“Le mie bambine hanno giocato con Max quest’estate in spiaggia: un cane buonissimo e molto educato” (foto). A raccontarlo è una mamma bellunese ed il cane a cui fa riferimento è il protagonista della vicenda riportata dalla stampa nazionale e che dovrebbe davvero far riflettere quanti continuano ad alimentare il traffico di cani dal Sud senza sentire l’esigenza di conoscere e approfondire la particolarissima situazione dei “cani liberi”.
Da una decina d’anni Max si aggira nel centro di Taranto, ma lo scorso autunno, a seguito di una segnalazione, è catturato e portato nel canile comunale. Viene lanciata una petizione per “liberarlo”, sottoscritta da migliaia di cittadini che conoscono Max come un cane di assoluto equilibrio, allegro, giocoso e mai invadente e men che meno aggressivo. Il sindaco firma l’ordinanza che “libera” Max e lo fa diventare ciò che già era di fatto: un cane di quartiere, regolarmente accudito dalla gente del rione Borgo, che si occupava e continuerà ad occuparsi anche di dargli da mangiare.
Il “cane libero accudito” non è un randagio, ma una figura prevista dalla Circolare n. 5 del 14 maggio 2001 del Ministero della Sanità e da alcune leggi regionali di attuazione della Legge Quadro n. 281/91: viene microchippato e sterilizzato e torna libero nel quartiere da dove proviene, affidato a un tutore, che, di regola, può occuparsi di un solo esemplare. La proprietà è del comune, ma del cane si occupa la gente: sfamandolo, facendolo entrare nei giardini o mettendogli a disposizione un riparo o semplicemente lasciandolo vivere in libertà. C’è anche chi va oltre: il comune di Maruggio (TA), ad esempio, anzichè rinchiudere i cani in canile ha messo per loro delle cucce in legno da utilizzare liberamente.

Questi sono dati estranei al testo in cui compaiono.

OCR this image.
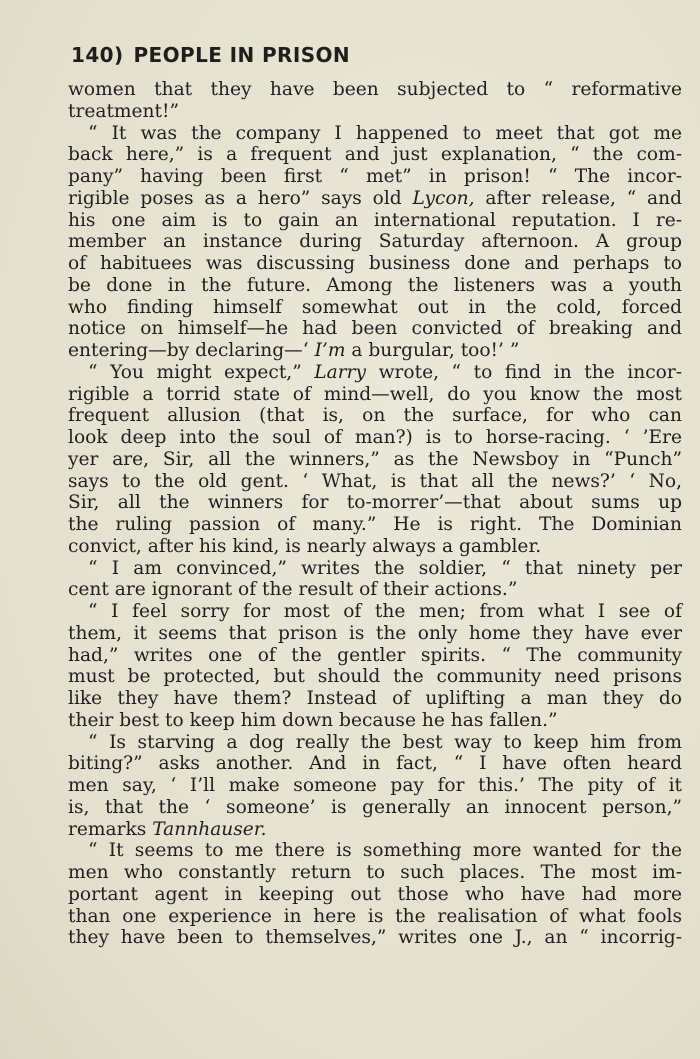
140) PEOPLE IN PRISON
women that they have been subjected to “ reformative
treatment!”
“ It was the company I happened to meet that got me
back here,” is a frequent and just explanation, “ the com-
pany” having been first “ met” in prison! “ The incor-
rigible poses as a hero” says old Lycon, after release, “ and
his one aim is to gain an international reputation. I re-
member an instance during Saturday afternoon. A group
of habituees was discussing business done and perhaps to
be done in the future. Among the listeners was a youth
who finding himself somewhat out in the cold, forced
notice on himself—he had been convicted of breaking and
entering—by declaring—‘ I’m a burgular, too!’ ”
“ You might expect,” Larry wrote, “ to find in the incor-
rigible a torrid state of mind—well, do you know the most
frequent allusion (that is, on the surface, for who can
look deep into the soul of man?) is to horse-racing. ‘ ’Ere
yer are, Sir, all the winners,” as the Newsboy in “Punch”
says to the old gent. ‘ What, is that all the news?’ ‘ No,
Sir, all the winners for to-morrer’—that about sums up
the ruling passion of many.” He is right. The Dominian
convict, after his kind, is nearly always a gambler.
“ I am convinced,” writes the soldier, “ that ninety per
cent are ignorant of the result of their actions.”
“ I feel sorry for most of the men; from what I see of
them, it seems that prison is the only home they have ever
had,” writes one of the gentler spirits. “ The community
must be protected, but should the community need prisons
like they have them? Instead of uplifting a man they do
their best to keep him down because he has fallen.”
“ Is starving a dog really the best way to keep him from
biting?” asks another. And in fact, “ I have often heard
men say, ‘ I’ll make someone pay for this.’ The pity of it
is, that the ‘ someone’ is generally an innocent person,”
remarks Tannhauser.
“ It seems to me there is something more wanted for the
men who constantly return to such places. The most im-
portant agent in keeping out those who have had more
than one experience in here is the realisation of what fools
they have been to themselves,” writes one J., an “ incorrig-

Cani come Max non hanno nulla a che vedere con i “cani padronali” lasciati vagare per le città del Sud, spesso ammalati, quasi mai sterilizzati e responsabili di molte di quelle cucciolate che poi arrivano al Nord. Max non c’entra nulla con il randagismo: è piuttosto – insieme all’acculturazione e alla sensibilizzazione della popolazione e alla “legalizzazione” dei canili – un esempio di come si possa costruire una via d’uscita dal fenomeno. Mentre non è una via d’uscita – in primo luogo per i cani stessi – trasferirli dalle città e dalle campagne del Sud negli appartamenti, nel traffico, tra i rumori e le soffocanti attenzioni e pretese delle molte famiglie del Nord che li scelgono su internet.